First of all, thank you to each of you who took the time to leave a comment on my last musings post. I have been thinking a lot about the comments on my first post on the poetics of social media where I asked: “Does the imperative for immediacy in a media-saturated landscape mean that visual cues and language need to be simplistic and reductive to grab attention?”
The comments were erudite and provided me many new directions. The notion of acceleration appears to be at the heart of social media. Again it is a question of time. The idea that we are overwhelmed by information in our everyday lives is not new. Richard Wurman wrote an excellent book on this very topic back in 2000 called Information Anxiety 2. His focus was on information architecture and good design.

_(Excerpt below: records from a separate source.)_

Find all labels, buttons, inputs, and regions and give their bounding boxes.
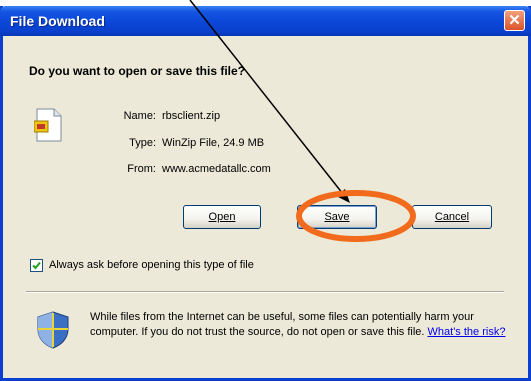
open-button[interactable]: Open xyxy=(183,205,261,229)
save-button-label: Save xyxy=(324,211,350,223)
title-bar[interactable]: File Download ✕ xyxy=(0,6,531,36)
save-button[interactable]: Save xyxy=(297,205,377,229)
security-shield-icon xyxy=(37,311,69,349)
from-label: From: xyxy=(127,163,156,175)
file-name-value: rbsclient.zip xyxy=(162,110,221,122)
close-icon[interactable]: ✕ xyxy=(504,10,525,31)
always-ask-checkbox[interactable] xyxy=(30,259,43,272)
separator xyxy=(26,291,504,293)
file-source-value: www.acmedatallc.com xyxy=(162,163,271,175)
cancel-button-label: Cancel xyxy=(434,211,470,223)
file-type-value: WinZip File, 24.9 MB xyxy=(162,137,265,149)
type-label: Type: xyxy=(129,137,156,149)
window-title: File Download xyxy=(10,13,105,29)
open-button-label: Open xyxy=(208,211,236,223)
question-heading: Do you want to open or save this file? xyxy=(29,64,246,78)
warning-text: While files from the Internet can be use… xyxy=(90,311,474,338)
whats-the-risk-link[interactable]: What's the risk? xyxy=(428,326,506,338)
zip-file-icon xyxy=(34,108,62,142)
name-label: Name: xyxy=(123,110,156,122)
security-warning: While files from the Internet can be use… xyxy=(90,310,510,340)
cancel-button[interactable]: Cancel xyxy=(412,205,492,229)
checkmark-icon xyxy=(32,261,41,270)
always-ask-label[interactable]: Always ask before opening this type of f… xyxy=(49,259,254,271)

I feel that while good design can help, it is not a solution to this wicked problem. Actually, I think design may be a part of the problem.
The problem lies much deeper as pointed out by _Monocle_ :
“I think the question – and I don’t have an answer – is whether the acceleration and homogenization and simplification forces we see now are _greater_ than they’ve been in the past and if so, are they actually more dangerous. Or is it just a faster evolving system to the next thing?”

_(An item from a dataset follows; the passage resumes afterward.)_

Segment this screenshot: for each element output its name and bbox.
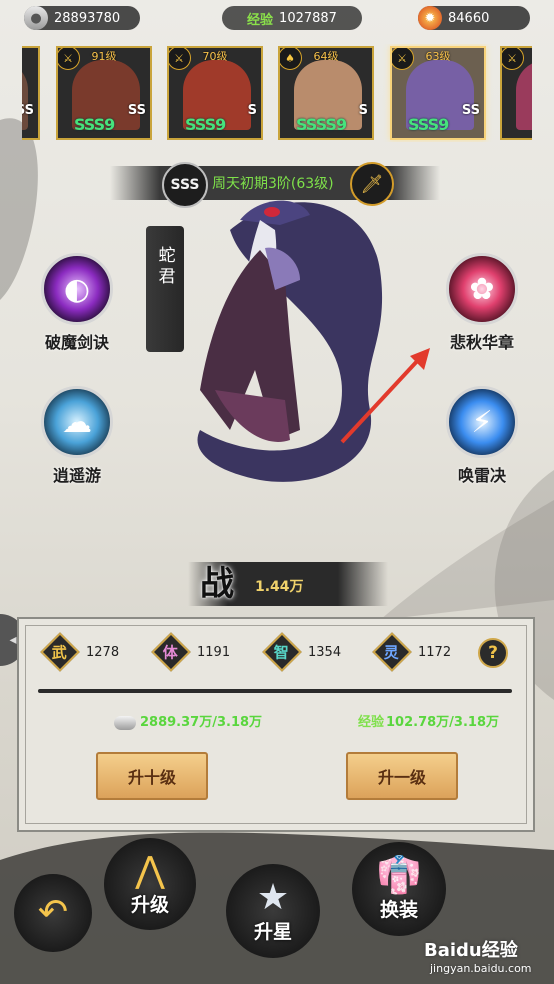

I feel this question is tied in to an observation made by ZeWitness: “Reader frustration due to being overwhelmed is a reality.” Feelings of overwhelming quantities is a question of time and acceleration as well as of trying to navigate through space.
The Xtraman said, “the shallow worship of hits and numbers of followers is diluting worthwhile content, which is being sacrificed in the name of immediacy. It’s dumbing down by any other name.”
Jim Lawrence said, “The trick is not to treat your blog as a sausage machine but as a space where you can think, imagine and create. I would rather write something good that is only read by a few people than churn out any old nonsense just for the sake of pandering to a mass readership.”
I wonder, then, if by participating in social media, are we guilty of being a part of a massive production line, feeding on itself where there is no time for thinking about quality, aesthetics and poetics, and does this really matter? My gut response is yes, we should make time to think about quality because while difficult to measure and define, it does matter a great deal, to me, anyway.
The terms ‘social media’ and ‘content’ are reductivist shorthand. By using them I have fallen prey to the forces of homogenization and simplification. However, before I unpack these terms, I want to take the time to digress and step back to look at the socio-historical context within which I live. We are operating in a world that is driven by discourses of globalization, consumerism and commodification. Some would call it late capitalism, others see a new Middle Ages approaching. We have seen the disruption of the Western canon and the rise of relativism in art with the appearance of artists such as Damian Hirst. The canonisation of literature is now driven by huge publishing houses.
I recently watched a video of lecture by Ed Soja. It is a discussion of the Portman’s Bonaventura Hotel in LA. The gist of the interview was that these spaces are designed to emphasize the spatial over the temporal in order to set up a new set of relations with the experiencing subject to seduce them into submitting to authority. The spatiality of postmodernity is fragmented, disorienting thus making us more willing to submit to authoritative controls in order to ease our discomfort. The ubiquity of surveillance technologies is another indicator of our submission. I feel this also applies to our virtual spaces including social media where again the spatial is privileged over the temporal.
Perhaps being lost is something we should embrace with enthusiasm rather than searching for compasses and submitting to controls in order to avoid feelings of dislocation and associated discomfort.